Coming on the heels of the Algerian government’s crackdown on its fundamentalist movement, Hussein’s message was clear: The Brotherhood’s rhetoric against the peace process was nearing unacceptable limits. Fundamentalist influence in the media and mosques, he implied in a publicized letter to Masri, had the scent of “psychological terrorism.”

Late last month, Jordanian security authorities announced they had uncovered a conspiracy to destabilize the country with bombings and assassinations.

Officials said a police sweep had arrested more than 60 plotters and seized 62 machine guns, 10 pistols with silencers and a cache of explosives and grenades.
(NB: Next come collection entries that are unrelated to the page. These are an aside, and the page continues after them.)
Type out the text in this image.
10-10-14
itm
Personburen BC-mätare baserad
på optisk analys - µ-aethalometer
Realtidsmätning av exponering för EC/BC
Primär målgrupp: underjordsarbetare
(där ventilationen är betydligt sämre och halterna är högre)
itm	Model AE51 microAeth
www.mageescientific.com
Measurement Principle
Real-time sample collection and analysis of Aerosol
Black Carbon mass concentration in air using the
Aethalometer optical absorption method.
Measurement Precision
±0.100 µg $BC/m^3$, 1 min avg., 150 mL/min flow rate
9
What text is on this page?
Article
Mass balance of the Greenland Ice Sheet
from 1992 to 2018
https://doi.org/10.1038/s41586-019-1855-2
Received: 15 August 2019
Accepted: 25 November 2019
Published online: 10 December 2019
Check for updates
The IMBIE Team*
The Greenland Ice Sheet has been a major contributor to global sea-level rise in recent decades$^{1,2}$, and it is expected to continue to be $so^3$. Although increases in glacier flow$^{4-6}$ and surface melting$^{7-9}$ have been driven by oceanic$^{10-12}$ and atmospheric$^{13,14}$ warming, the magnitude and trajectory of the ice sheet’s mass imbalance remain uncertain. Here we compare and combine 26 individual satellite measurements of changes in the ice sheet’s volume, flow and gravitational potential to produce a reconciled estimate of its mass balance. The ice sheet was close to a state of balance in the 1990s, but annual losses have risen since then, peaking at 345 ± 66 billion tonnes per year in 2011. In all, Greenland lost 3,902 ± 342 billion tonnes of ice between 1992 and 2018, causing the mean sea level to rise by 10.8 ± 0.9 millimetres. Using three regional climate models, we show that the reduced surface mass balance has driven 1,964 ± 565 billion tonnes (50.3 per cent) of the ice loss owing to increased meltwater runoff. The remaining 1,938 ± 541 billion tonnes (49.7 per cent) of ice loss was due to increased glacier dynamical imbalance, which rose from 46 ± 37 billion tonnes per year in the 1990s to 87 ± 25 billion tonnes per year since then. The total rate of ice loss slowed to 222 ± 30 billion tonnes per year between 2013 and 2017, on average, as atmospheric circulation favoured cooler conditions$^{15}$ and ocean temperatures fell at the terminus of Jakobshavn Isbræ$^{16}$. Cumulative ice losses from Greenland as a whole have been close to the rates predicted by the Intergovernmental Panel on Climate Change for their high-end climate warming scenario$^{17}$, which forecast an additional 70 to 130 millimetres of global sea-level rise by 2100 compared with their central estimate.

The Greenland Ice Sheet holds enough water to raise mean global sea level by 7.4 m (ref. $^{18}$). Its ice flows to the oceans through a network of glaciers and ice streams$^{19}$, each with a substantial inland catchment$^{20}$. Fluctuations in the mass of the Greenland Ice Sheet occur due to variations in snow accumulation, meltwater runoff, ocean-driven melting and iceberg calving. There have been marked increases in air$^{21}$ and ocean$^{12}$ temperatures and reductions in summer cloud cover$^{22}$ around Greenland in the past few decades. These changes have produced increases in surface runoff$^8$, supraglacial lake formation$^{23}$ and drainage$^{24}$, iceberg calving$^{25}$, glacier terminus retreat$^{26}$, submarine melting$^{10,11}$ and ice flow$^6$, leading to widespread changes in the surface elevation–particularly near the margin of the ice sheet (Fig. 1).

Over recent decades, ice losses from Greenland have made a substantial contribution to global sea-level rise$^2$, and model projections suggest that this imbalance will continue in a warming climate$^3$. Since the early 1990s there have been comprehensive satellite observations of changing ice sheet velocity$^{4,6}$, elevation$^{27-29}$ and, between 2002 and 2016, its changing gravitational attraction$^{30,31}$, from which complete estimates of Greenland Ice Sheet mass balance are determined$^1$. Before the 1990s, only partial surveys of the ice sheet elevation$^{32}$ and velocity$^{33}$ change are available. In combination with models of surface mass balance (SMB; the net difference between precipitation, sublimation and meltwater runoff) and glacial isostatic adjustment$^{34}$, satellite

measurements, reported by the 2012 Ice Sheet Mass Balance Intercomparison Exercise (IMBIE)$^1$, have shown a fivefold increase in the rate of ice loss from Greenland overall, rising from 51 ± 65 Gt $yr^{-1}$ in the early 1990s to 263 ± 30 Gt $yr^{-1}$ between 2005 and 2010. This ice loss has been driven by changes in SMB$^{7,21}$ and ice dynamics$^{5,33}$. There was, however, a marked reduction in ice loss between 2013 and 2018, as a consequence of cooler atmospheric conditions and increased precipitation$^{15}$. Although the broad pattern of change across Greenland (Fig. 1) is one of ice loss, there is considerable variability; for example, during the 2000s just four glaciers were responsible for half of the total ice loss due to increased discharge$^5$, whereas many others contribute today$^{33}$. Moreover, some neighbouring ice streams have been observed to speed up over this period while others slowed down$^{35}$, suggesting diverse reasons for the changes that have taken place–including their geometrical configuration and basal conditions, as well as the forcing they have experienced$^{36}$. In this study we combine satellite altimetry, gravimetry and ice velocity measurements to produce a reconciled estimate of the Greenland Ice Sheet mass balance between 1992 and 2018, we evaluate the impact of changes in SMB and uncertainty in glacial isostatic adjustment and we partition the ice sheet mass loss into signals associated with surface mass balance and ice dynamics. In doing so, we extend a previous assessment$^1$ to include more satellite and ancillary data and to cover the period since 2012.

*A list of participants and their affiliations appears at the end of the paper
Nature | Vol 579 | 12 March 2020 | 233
According to the government, the conspirators were fundamentalists, members of groups called the Prophet Mohammed’s Army and the Holy Fighters in the Name of God.

The official report mentioned no connection between the alleged plotters and the Muslim Brotherhood. But fundamentalist leaders understood the political import in the widening chasm between their movement and the palace.

“We, the Muslim Brotherhood, condemn all actions against the security of the country,” responded Sheik Abdul Rahman Khalifeh, the group’s spiritual leader. Added Zaid abu Ghanimeh, a spokesman for the parliamentary bloc: “We don’t believe in using force. Dialogue is the best way.”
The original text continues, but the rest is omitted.